= Manheru =

Manheru is one of the largest village in Bhiwani district, Haryana state, India. Manheru shares its boundaries with the Madhumadhvi, Nangal, Dhareru Gauripur, Kasni and Hindol villages. The village has railway stations on the Hissar-Jaipur track broad-gauge line of the North Western Railway.

==Geography==
Manheru is situated about 12 km southwest of the district capital Bhiwani and has an average elevation of about 220 m. Much like the rest of India, the people of Manheru rely on ground water for their basic needs, which falls during the monsoon season. However, the majority of the groundwater is potable. The climate can be classified as tropical steppe, hot semi-arid which is mainly characterized by the extreme dryness of the air except during monsoon months. During the three months of the south west monsoon from last week of June to September, moist oceanic air penetrates the village and causes high humidity, cloudiness and monsoon rainfall.

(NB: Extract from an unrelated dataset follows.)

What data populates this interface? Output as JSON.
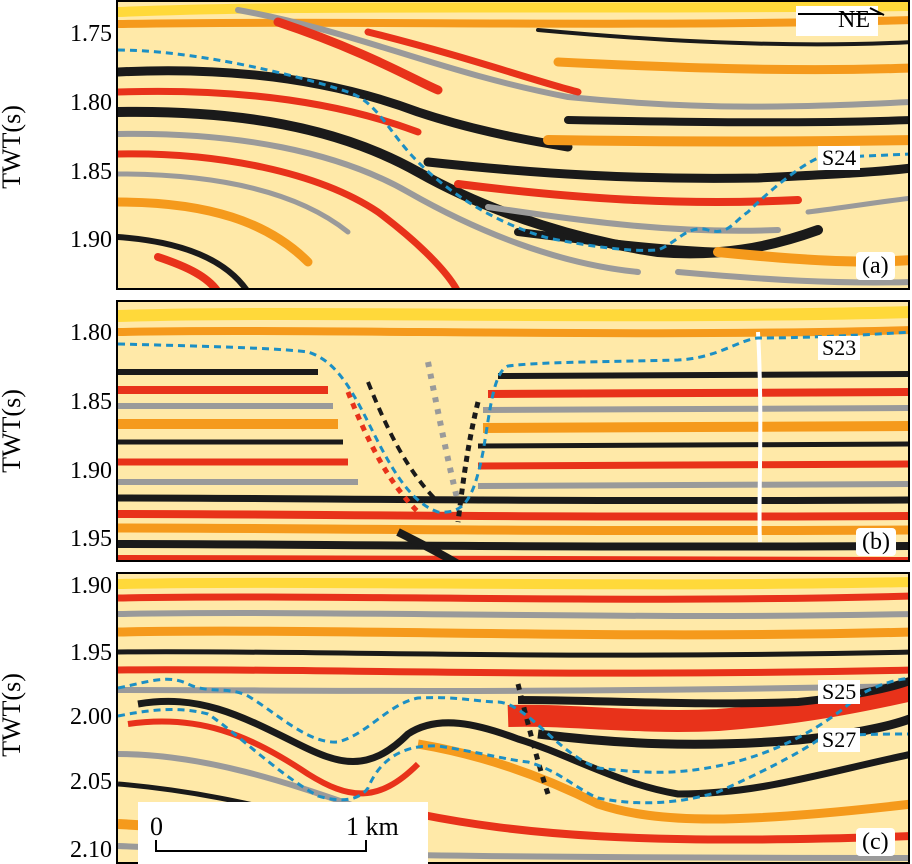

The period from October to December constitutes post monsoon season. The cold weather season prevails from January to the beginning of March and is followed by the hot weather or summer season which prevails up to the last week of June.

Geologically, the area is almost plain and is on the tail of the Aravalli range, the oldest fold mountains in India. The plain area is largely covered with alluvial sand with good fertility for crops. Seismically the area falls in zone-3 creating low damage risk from earthquakes.

The village is primarily residential and has 10000-12000 residents.

==History==
The village has played an active role in politics and in the army, navy and air force of India as well as carved a niche in political history as the birthplace of Banarsi Das Gupta (Ex-Chief Minister of Haryana). He was a renowned freedom Fighter and went to jail many times during the British Raj.

==Government==
The Village has many government edifices for the facilities of peoples, like hospital for mankind and for cattle too, banks and water works for smooth water supply. The village has consecrated temples like Devi Mandir, Dudha Dhari Mandir, Shyam Baba Mandir, Baba Baniwala Mandir and The Bala Ji Mandir, this too is popular nearby areas.